Due to the COVID-19 pandemic, the Sunbelt Ag Expo usually held at Spence Field off Hwy. 133 every October did not take place this year. The Expo includes demonstrations, seminars and exhibitors in the agricultural industry that total more than 1,200 annually since it began more than 40 years ago. This is the first time the Expo was canceled.
Dillard said the Sunbelt Ag Expo’s payment to the City of Moultrie for 2021 would still be due in December of that year.
“Chip Blalock (executive director) says he is confident they will pay off early, but it would help them out of a cash flow bind caused by the pandemic canceling (the Expo), and so many of the vendors not only canceling but asking for a refund of their deposits,” said Dillard.
The City Manager also pointed out that the Sunbelt Ag Expo’s contract with the city ends at the end of 2021. Mayor Bill McIntosh asked about entering discussions on a new contract.
“It’s a lot of farm land that’s production farm land that profit is made on,” said Dillard. “That’s the city’s property. The Calico (arts and crafts show) and the car show are both done on city property.
“We have a very large solid waste cost we are not reimbursed, and that needs to be brought into the discussion. It does not need to be a net loss for the city. (The Expo) is a big event when it’s operating. When you combine the Expo with the farm, Calico and the car shows, I think the city is somewhat shortchanged at the moment. And they seem to understand that. I haven’t gotten anything negative back. I addressed all of those in initial discussions and negotiations.”
In the council’s regular meeting, the motion to approve the amendment for the payment terms passed without opposition.
Dillard later addressed some community confusion over what is appropriate and what is not over COVID-19 protocols.
“The City is following what the state recommends, what the (Centers for Disease Control) recommends,” he said. “That’s the reason we have a different Thanksgiving ceremony … a different Christmas plan with no parade. It’s not because we want to do that. That’s what the City’s responsible for.”
A portion of downtown Moultrie, inside the walkway around the square, is the property of Colquitt County and not the city, according to Dillard. Therefore, the City of Moultrie does not control what happens there.
“I want you to be prepared if people call and say, ‘If we can’t have a Christmas parade, why can we have x, y or z on the square?’” Dillard said to the council members present. “It’s because the city is not involved in it. That’s a county decision. We don’t try to tell the county what to do. They don’t try to tell us what to do.”
That brought the discussion back to the Spence Field property where the Moultrie Auto Swapmeet and Calico took place this year though the Sunbelt Ag Expo did not. Dillard said the contract is for the land, but the city does not control what is done there. He said Expo personnel are reporting that they are following public health safety guidelines, what happens is mostly outdoors, and the venues are not sponsored by the City of Moultrie.
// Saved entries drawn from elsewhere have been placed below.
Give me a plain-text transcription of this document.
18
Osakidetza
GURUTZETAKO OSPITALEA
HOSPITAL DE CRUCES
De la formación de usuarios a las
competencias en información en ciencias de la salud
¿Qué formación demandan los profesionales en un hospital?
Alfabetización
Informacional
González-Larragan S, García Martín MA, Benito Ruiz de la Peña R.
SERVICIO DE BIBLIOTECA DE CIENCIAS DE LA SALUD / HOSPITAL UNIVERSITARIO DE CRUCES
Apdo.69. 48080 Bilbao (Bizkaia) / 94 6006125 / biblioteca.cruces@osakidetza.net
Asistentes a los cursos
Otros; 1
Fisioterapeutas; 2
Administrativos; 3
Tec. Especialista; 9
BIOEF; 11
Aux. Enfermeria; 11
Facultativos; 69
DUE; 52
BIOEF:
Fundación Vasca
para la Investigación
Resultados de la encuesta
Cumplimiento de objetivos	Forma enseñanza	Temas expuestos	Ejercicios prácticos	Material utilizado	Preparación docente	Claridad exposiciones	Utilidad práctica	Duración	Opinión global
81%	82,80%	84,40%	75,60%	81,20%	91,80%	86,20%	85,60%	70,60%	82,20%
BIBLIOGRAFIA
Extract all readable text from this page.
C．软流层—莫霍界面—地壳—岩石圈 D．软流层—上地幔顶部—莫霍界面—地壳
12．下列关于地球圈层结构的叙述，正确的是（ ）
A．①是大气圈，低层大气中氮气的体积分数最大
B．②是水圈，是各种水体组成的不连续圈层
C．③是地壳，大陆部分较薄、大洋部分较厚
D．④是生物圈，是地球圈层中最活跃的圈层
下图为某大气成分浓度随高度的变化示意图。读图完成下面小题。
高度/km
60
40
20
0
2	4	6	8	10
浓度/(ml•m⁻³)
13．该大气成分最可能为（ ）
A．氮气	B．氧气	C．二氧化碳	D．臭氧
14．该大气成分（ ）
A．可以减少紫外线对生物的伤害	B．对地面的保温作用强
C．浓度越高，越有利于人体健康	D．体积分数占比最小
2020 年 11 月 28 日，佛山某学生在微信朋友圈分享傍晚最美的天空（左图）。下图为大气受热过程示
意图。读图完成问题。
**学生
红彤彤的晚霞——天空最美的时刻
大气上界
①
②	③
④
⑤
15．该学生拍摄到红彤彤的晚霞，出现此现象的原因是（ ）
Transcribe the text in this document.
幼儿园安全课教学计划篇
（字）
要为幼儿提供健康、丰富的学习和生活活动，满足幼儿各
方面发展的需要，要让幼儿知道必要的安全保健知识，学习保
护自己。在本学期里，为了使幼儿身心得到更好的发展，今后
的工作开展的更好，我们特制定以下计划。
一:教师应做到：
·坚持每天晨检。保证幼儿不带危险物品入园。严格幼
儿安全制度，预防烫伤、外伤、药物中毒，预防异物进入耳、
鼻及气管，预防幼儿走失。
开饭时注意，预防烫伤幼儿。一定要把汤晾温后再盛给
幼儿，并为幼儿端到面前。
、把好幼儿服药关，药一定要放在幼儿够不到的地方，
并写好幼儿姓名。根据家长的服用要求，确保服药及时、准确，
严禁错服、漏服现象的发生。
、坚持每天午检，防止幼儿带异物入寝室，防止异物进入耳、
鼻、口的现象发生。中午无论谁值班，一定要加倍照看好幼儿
Council members suggested some sort of pandemic related clause in the upcoming contract or any other contracts.
“I’m pretty confident 10 or 20 years ago, there wasn’t consideration of a pandemic,” said Dillard. “I’m pretty confident 24 months ago, there wasn’t consideration for a pandemic.”
Alcohol license law
In other action, the city council unanimously passed an amended alcohol licensing ordinance, one that would not require applicants to go before the council in a public hearing.
Instead, applications will be handled by the city manager and city clerk, who will send them to city departments to review matters of finances, location and background checks.